I haven't seen a movie he's been in lately, but is he really not trying to play the young buck anymore? Women may be trying to look younger, but men--whose looks seem to be less of an issue in Hollywood--keep trying to play younger.
I remember a film some years back in which Clint Eastwood was having a relationship with a woman decades younger. In one scene he took off his shirt, and I sat thinking, "Put it back on, Clint. Put it back on."
Posted by: Nancy Wick | Friday, 09 January 2015 at 08:27 AM
Ms.Iqbal quoted the genius crone, Tiny Fey. Allow me to quote another genius crone, "They never learn, do they? Men, who can be so immensely attractive for any number of good reasons, can also be such pigs."

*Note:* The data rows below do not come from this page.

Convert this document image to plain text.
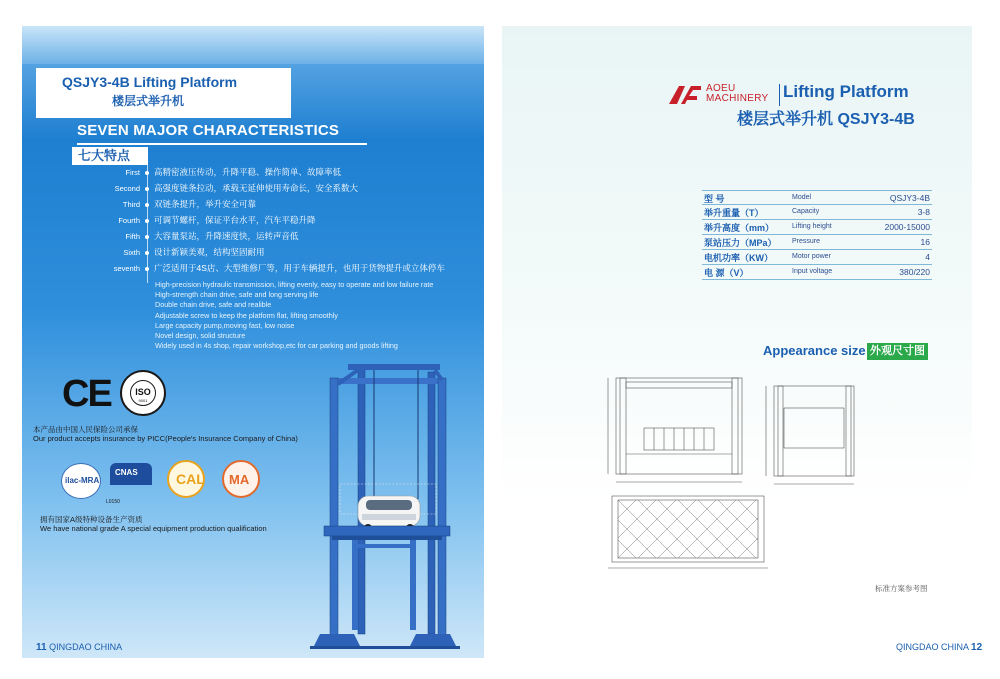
QSJY3-4B Lifting Platform
楼层式举升机
SEVEN MAJOR CHARACTERISTICS
七大特点
First 高精密液压传动，升降平稳、操作简单、故障率低
Second 高强度链条拉动，承载无延伸使用寿命长，安全系数大
Third 双链条提升，举升安全可靠
Fourth 可调节螺杆，保证平台水平，汽车平稳升降
Fifth 大容量泵站，升降速度快，运转声音低
Sixth 设计新颖美观，结构坚固耐用
seventh 广泛适用于4S店、大型维修厂等，用于车辆提升，也用于货物提升或立体停车
High-precision hydraulic transmission, lifting evenly, easy to operate and low failure rate
High-strength chain drive, safe and long serving life
Double chain drive, safe and realible
Adjustable screw to keep the platform flat, lifting smoothly
Large capacity pump,moving fast, low noise
Novel design, solid structure
Widely used in 4s shop, repair workshop,etc for car parking and goods lifting
CE	ISO
9001
本产品由中国人民保险公司承保
Our product accepts insurance by PICC(People's Insurance Company of China)
ilac-MRA
CNAS
L0150
CAL MA
拥有国家A级特种设备生产资质
We have national grade A special equipment production qualification
11 QINGDAO CHINA
AOEU
MACHINERY Lifting Platform
楼层式举升机 QSJY3-4B
型 号	Model	QSJY3-4B
举升重量（T）	Capacity	3-8
举升高度（mm）	Lifting height	2000-15000
泵站压力（MPa） Pressure	16
电机功率（KW）	Motor power	4
电 源（V）	Input voltage	380/220
Appearance size 外观尺寸图
标准方案参考图
QINGDAO CHINA 12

Posted by: Fritzy Dean | Friday, 09 January 2015 at 09:08 AM
I had the same reaction as Jean. So no reason to say more
Posted by: [email protected] | Friday, 09 January 2015 at 09:55 AM
While I agree that Crowe's comments weren't the most sensitive and well thought-out, I think he was expressing some sympathies with all actors, female and male, with the difficulties of getting juicy roles well beyond their 30's-40's, and how they may all do better if they're comfortable in their real, not artificially enhanced or photo-shopped, skin. I've never thought of Russell Crowe as that attractive, or youthful looking, an actor, and in what ever I've seen him in at any age, he's always looked rather rough and unappealing to me. I do, though, find him a fairly good actor.
On a related note, the recent discussion of Frances McDormand as a spokesperson on the subject of actresses who have the courage to look their age lost some credibility for me when I was looking up, earlier today, something she was in and found her photo on her IMDb page looking about 25. Oh well, it's a tough and competitive world out there. and you do what you have to do to survive in it, I guess.

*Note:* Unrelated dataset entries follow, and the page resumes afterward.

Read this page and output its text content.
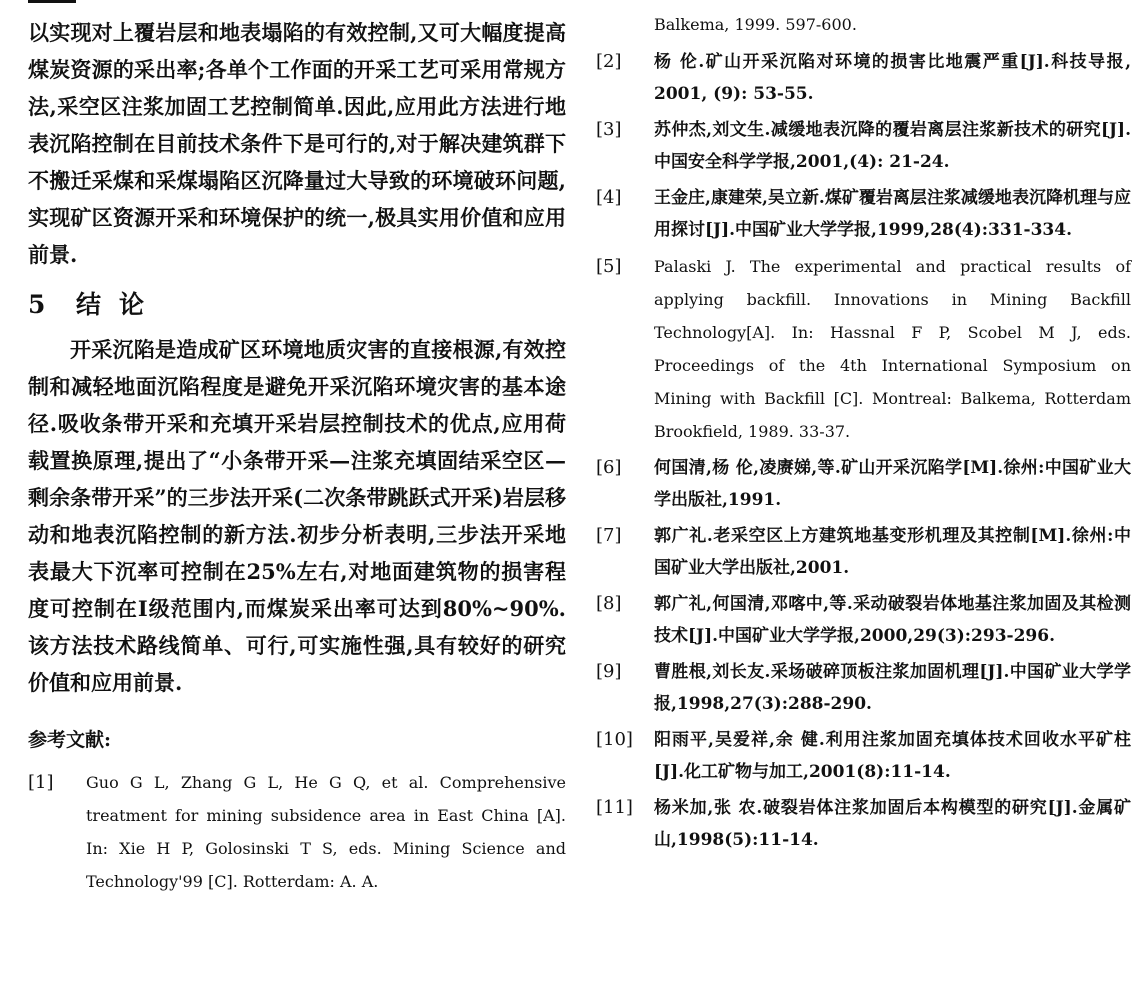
以实现对上覆岩层和地表塌陷的有效控制,又可大幅度提高煤炭资源的采出率;各单个工作面的开采工艺可采用常规方法,采空区注浆加固工艺控制简单.因此,应用此方法进行地表沉陷控制在目前技术条件下是可行的,对于解决建筑群下不搬迁采煤和采煤塌陷区沉降量过大导致的环境破环问题,实现矿区资源开采和环境保护的统一,极具实用价值和应用前景.

5 结论

开采沉陷是造成矿区环境地质灾害的直接根源,有效控制和减轻地面沉陷程度是避免开采沉陷环境灾害的基本途径.吸收条带开采和充填开采岩层控制技术的优点,应用荷载置换原理,提出了“小条带开采—注浆充填固结采空区—剩余条带开采”的三步法开采(二次条带跳跃式开采)岩层移动和地表沉陷控制的新方法.初步分析表明,三步法开采地表最大下沉率可控制在25%左右,对地面建筑物的损害程度可控制在Ⅰ级范围内,而煤炭采出率可达到80%~90%.该方法技术路线简单、可行,可实施性强,具有较好的研究价值和应用前景.

参考文献:
[1]	Guo G L, Zhang G L, He G Q, et al. Comprehensive treatment for mining subsidence area in East China [A]. In: Xie H P, Golosinski T S, eds. Mining Science and Technology'99 [C]. Rotterdam: A. A.

Balkema, 1999. 597-600.

[2]	杨 伦.矿山开采沉陷对环境的损害比地震严重[J].科技导报, 2001, (9): 53-55.
[3]	苏仲杰,刘文生.减缓地表沉降的覆岩离层注浆新技术的研究[J].中国安全科学学报,2001,(4): 21-24.
[4]	王金庄,康建荣,吴立新.煤矿覆岩离层注浆减缓地表沉降机理与应用探讨[J].中国矿业大学学报,1999,28(4):331-334.
[5]	Palaski J. The experimental and practical results of applying backfill. Innovations in Mining Backfill Technology[A]. In: Hassnal F P, Scobel M J, eds. Proceedings of the 4th International Symposium on Mining with Backfill [C]. Montreal: Balkema, Rotterdam Brookfield, 1989. 33-37.
[6]	何国清,杨 伦,凌赓娣,等.矿山开采沉陷学[M].徐州:中国矿业大学出版社,1991.
[7]	郭广礼.老采空区上方建筑地基变形机理及其控制[M].徐州:中国矿业大学出版社,2001.
[8]	郭广礼,何国清,邓喀中,等.采动破裂岩体地基注浆加固及其检测技术[J].中国矿业大学学报,2000,29(3):293-296.
[9]	曹胜根,刘长友.采场破碎顶板注浆加固机理[J].中国矿业大学学报,1998,27(3):288-290.
[10]	阳雨平,吴爱祥,余 健.利用注浆加固充填体技术回收水平矿柱[J].化工矿物与加工,2001(8):11-14.
[11]	杨米加,张 农.破裂岩体注浆加固后本构模型的研究[J].金属矿山,1998(5):11-14.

Posted by: Cathy Johnson | Friday, 09 January 2015 at 01:23 PM
Frances McDormand may not have control over what picture appears on IMDd. I wouldn't put her down for that.
Posted by: Yvonne | Friday, 09 January 2015 at 05:07 PM
Actually if you look at all of Frances McDormand's photos on IMDB there are a total of 133. After that first one (probably there for some time), there are a number of current shots.
As for Crowe's comment, it seems cavalier and probably reflective of pretty shallow thinking. Shame on him.
Posted by: annie | Saturday, 10 January 2015 at 12:28 AM
Hmmm....some of us don't have a clue what Russell Crowe or Frances McDormand have done or what they look like. Names in a blog....
Posted by: Cop Car | Saturday, 10 January 2015 at 08:37 AM
Count me as one of them, Cop Car.
Posted by: Darlene | Saturday, 10 January 2015 at 10:39 AM
No wonder his ex- divorced him for throwing a phone when he could not get her on a cell phone in NYC..He is such an ass, and self-absorbed, I like to think mature women are the best actresses they have perfected their craft and show it in the fims they prefer to act in..not the blockbuster bullshit that comes out of mega films like the dreadful exterminator series, the stupid re-makes of the transformer series and the ninja turtles debacle come on, women are to be appreciated for their acting not the tiniest jeans and tight ass clothing..I think he is really a stupid shit, he had his time when he played the fellow on the ship commander or whatever it was he hasn't done anything good since he won that academy award for being a warrior in the that place fighting (Gladiator)horses, dragons, other human beings for the kill give me a freakin break and he is 50 afterall no spring chicken himself, Helen Mirris 69 and looks like a 35 at tops and Meryl Streep is 65 and looks like she is 45 tops great and long lived actresses he has the freaking nerve, oh my goodness sakes, he just shows his stupidity and prejudice ageism is the word about woman! Shame on you mr. crowe!